Analysts have very different opinions today on where the price of oil is headed in the next few years.
Bull case for oil
Oil bulls point to the drastic drop in output and severe cuts to capital programs, as reason to be bullish on the price of oil over the medium term. Some predictions call for WTI to move back to US$100 or even US$150 on a spike.
This is more of a contrarian opinion today. Most market watchers find it tough to imagine such an event in the current environment, but the market doesn’t always go the way the majority expects.
A significant drop in exploration and drilling across the industry could potentially trigger an oil shortage. The International Energy Agency (IEA) predicts total global energy investment will fall by US$400 billion in 2020 compared to last year. Oil and gas investment is taking the largest hit, falling by roughly 33%, or nearly US$250 billion.
The most dramatic cuts in the oil and gas sector include U.S. shale players, where it is uncertain if the segment will ever recover.
In the IEA’s July report, the organization said global oil supply fell by 2.4 million barrels per day (mb/d) in June, hitting a nine-year low of 86.9 mb/d.
Recent trends
Since April, the agency says strong compliance among OPEC+ members to cut output helped move WTI oil futures prices from a brief dip into negative territory to today’s price above US$40 per barrel. Steep production declines by Canadian and U.S. companies added to the supply reductions that have now slashed total global output by 14 mb/d.
Demand fell by 16.4 mb/d in Q2 compared to the same period last year, due to pandemic lockdowns. The gradual reopening of economies in the second half of the year should drive a rebound in oil consumption. China and India saw combined demand increase by 1.8 mb/d in May.
For all of 2020, the IEA expects world oil demand to drop by 7.9 mb/d and then bounce by 5.3 mb/d in 2021.
V-bound impact
In the event a coronavirus vaccine becomes readily available in the early part of 2020, the economic recovery could drive much higher oil consumption in the next two to three years.
Given the dramatic investment cuts by global producers, some analysts see the oil price revisiting US$100 before producers can get adequate drilling activity up and running again to meet the jump in demand. A few experts even say a spike to US$150 per barrel might be on the horizon in the next five years.

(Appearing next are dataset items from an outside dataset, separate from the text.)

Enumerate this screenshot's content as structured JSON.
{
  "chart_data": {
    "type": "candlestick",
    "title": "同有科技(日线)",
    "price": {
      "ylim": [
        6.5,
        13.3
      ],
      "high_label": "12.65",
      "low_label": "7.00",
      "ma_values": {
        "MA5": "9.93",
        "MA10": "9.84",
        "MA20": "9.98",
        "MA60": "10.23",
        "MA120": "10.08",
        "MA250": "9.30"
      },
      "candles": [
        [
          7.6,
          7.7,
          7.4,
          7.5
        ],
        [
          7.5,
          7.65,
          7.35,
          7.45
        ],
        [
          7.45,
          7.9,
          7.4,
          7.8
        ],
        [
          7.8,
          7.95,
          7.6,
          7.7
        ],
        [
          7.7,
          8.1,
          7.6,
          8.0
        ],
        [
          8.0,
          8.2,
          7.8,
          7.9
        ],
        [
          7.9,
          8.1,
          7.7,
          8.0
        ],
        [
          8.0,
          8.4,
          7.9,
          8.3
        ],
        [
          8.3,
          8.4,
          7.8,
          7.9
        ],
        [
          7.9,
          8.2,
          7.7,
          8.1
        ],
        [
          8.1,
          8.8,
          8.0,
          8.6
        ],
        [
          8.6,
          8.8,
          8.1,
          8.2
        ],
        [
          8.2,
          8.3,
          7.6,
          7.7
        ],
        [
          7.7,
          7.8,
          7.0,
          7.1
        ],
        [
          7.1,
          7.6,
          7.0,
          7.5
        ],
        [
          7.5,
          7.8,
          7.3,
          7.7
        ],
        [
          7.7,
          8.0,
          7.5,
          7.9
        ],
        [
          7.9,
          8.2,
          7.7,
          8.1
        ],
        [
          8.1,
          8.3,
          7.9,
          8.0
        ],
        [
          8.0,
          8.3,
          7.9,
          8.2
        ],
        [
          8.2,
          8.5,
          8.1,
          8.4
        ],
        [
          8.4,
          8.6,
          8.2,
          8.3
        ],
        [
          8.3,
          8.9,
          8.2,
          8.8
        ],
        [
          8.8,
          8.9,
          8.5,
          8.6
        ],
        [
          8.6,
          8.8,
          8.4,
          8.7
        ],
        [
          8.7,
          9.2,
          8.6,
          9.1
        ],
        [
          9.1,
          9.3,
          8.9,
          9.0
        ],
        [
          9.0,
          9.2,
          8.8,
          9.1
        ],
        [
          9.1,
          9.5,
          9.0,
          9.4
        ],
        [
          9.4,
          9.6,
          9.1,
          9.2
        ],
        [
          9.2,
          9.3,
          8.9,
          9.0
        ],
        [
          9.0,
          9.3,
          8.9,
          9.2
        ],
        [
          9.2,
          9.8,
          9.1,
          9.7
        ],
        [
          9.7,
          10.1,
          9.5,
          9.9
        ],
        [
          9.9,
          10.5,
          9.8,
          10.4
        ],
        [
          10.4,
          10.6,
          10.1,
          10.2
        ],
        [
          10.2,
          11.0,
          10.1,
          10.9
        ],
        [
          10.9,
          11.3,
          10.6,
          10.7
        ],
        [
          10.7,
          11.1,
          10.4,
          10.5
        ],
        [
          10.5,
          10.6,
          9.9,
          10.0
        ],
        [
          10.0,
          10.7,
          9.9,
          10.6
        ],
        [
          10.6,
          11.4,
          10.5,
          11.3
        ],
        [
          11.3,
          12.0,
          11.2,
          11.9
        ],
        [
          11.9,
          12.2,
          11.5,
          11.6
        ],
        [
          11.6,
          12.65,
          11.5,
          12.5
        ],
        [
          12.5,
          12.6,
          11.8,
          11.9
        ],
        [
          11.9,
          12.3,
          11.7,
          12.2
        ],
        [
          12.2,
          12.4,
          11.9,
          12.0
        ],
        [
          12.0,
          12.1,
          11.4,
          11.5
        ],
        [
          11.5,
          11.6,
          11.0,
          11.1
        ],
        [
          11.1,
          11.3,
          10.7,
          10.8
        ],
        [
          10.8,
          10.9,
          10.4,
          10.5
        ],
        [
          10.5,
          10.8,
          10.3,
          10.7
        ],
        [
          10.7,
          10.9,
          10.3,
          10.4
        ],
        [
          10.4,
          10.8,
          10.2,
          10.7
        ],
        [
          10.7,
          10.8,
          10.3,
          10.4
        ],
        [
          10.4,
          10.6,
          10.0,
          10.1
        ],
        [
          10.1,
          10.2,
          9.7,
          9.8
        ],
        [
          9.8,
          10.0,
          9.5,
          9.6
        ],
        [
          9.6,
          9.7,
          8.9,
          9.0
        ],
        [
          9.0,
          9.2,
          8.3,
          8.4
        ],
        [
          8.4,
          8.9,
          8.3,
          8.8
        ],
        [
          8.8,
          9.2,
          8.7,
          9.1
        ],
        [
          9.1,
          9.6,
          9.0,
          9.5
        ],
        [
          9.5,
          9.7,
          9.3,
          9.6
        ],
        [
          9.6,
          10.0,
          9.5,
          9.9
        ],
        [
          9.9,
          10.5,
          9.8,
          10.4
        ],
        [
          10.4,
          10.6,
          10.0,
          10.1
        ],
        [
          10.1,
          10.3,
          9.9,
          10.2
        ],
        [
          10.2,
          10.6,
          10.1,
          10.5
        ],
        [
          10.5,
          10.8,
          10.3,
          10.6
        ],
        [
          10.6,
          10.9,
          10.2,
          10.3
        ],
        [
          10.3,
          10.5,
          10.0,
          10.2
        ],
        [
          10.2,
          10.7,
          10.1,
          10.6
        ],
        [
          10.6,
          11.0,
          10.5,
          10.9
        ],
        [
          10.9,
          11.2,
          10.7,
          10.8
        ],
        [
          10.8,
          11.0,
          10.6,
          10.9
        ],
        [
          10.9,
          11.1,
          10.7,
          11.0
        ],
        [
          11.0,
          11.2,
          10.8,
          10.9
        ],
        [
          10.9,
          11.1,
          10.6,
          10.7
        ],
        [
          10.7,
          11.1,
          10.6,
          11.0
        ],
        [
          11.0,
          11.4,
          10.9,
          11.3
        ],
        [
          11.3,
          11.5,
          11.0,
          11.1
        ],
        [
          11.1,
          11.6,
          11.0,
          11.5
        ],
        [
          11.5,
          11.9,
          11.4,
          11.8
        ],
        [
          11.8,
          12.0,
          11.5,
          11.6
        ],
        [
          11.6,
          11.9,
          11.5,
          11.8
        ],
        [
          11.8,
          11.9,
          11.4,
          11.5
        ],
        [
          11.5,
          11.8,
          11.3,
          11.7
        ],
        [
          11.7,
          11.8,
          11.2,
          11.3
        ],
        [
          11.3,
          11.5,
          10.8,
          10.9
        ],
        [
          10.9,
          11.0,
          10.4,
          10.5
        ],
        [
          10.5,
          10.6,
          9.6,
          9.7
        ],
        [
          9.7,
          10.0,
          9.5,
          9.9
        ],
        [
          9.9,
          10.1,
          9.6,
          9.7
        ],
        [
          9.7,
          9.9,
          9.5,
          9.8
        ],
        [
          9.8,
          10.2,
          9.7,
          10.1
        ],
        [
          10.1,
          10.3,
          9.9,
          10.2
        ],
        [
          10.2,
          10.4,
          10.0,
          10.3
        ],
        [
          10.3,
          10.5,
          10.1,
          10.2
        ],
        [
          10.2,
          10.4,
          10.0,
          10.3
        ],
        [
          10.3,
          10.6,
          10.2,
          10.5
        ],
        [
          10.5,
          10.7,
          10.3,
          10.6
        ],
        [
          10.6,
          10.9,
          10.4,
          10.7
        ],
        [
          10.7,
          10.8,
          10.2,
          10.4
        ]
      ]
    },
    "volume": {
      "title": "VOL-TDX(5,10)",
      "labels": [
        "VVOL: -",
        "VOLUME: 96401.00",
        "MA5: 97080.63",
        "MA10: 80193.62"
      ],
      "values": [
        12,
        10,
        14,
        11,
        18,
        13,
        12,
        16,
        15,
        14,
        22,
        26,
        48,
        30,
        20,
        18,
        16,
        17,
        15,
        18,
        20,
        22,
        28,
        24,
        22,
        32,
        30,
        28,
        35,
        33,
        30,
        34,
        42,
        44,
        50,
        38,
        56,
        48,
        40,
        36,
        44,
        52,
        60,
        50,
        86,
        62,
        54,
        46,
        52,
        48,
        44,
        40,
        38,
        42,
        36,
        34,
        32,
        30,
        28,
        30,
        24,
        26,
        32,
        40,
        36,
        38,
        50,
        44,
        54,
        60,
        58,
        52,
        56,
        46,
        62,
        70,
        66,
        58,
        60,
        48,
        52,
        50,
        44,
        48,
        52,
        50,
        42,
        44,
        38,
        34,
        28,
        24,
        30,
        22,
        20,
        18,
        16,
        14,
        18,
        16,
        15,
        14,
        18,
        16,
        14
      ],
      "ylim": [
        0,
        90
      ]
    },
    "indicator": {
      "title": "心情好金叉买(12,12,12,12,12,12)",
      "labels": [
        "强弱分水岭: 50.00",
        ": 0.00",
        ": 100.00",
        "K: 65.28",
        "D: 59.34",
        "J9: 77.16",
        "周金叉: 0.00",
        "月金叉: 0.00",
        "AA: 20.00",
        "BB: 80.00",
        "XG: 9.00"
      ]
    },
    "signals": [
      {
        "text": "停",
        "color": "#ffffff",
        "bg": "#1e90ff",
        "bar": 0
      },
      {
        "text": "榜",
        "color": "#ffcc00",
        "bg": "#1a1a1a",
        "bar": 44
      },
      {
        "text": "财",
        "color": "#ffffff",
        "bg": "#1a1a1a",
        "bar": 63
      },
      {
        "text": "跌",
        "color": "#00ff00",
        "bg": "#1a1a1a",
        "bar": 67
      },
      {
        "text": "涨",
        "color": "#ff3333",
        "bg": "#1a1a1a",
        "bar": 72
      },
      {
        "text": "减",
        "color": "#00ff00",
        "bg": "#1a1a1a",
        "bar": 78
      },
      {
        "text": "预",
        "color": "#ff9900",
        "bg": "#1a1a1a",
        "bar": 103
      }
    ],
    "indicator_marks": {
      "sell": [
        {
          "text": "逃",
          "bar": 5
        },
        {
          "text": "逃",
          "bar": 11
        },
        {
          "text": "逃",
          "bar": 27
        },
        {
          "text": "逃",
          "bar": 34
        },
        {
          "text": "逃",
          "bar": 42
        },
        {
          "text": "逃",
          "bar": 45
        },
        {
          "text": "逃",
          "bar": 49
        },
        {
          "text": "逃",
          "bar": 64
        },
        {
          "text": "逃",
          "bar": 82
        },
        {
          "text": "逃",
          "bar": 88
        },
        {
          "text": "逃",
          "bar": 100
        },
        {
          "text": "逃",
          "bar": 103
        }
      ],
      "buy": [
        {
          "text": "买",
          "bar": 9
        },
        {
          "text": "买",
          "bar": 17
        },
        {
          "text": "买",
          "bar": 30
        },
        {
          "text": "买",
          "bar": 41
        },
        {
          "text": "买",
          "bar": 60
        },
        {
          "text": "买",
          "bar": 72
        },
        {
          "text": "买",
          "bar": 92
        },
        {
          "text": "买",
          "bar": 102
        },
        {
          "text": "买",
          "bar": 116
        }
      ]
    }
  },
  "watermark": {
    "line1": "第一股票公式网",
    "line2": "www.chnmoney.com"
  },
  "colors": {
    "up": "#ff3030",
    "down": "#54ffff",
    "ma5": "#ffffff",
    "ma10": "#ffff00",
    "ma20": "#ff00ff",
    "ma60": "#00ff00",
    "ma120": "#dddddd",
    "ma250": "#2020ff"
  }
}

Should you buy oil and gas stocks?
Oil and gas stocks took a beating in recent months. As such, there is significant upside potential on a strong recovery in the global economy.
One top Canadian energy stock to consider would be Canadian Natural Resources (TSX:CNQ)(NYSE:CNQ). The company has major oil and natural gas assets across the full spectrum of the market. Oil sands, conventional light oil, conventional heavy oil, and offshore oil are all part of the production mix.
In the Q1 2020 report, the board maintained the dividend, saying it is confident the business can meet capital requirements and cover the distribution. The company president indicated in May that the breakeven level is less than US$31 per barrel.
The stock hit a low near $11 per share in March and rallied to a closing high above $29 in June. CNRL’s share price is back down to $23 on renewed economic recovery fears. At this price, contrarian investors can pick up a 7.4% dividend yield. The stock started the year above $40, so there is decent upside potential on an oil rally.
The oil industry faces long-term headwinds, as the planet moves toward renewable energy and electric vehicles. In the coming months, investors also have to weigh the risk of a major second wave of the coronavirus and renewed lockdowns.
The bottom line
Investors with a bullish view on oil and the global economy might want to start nibbling on top oil stocks. CNRL appears attractive at the current price, and you get paid well to wait for a recovery.
Investors who see a slow global economic rebound through 2021 and expect WTI oil to be stuck at or below US$40 for the next five years should look for other opportunities.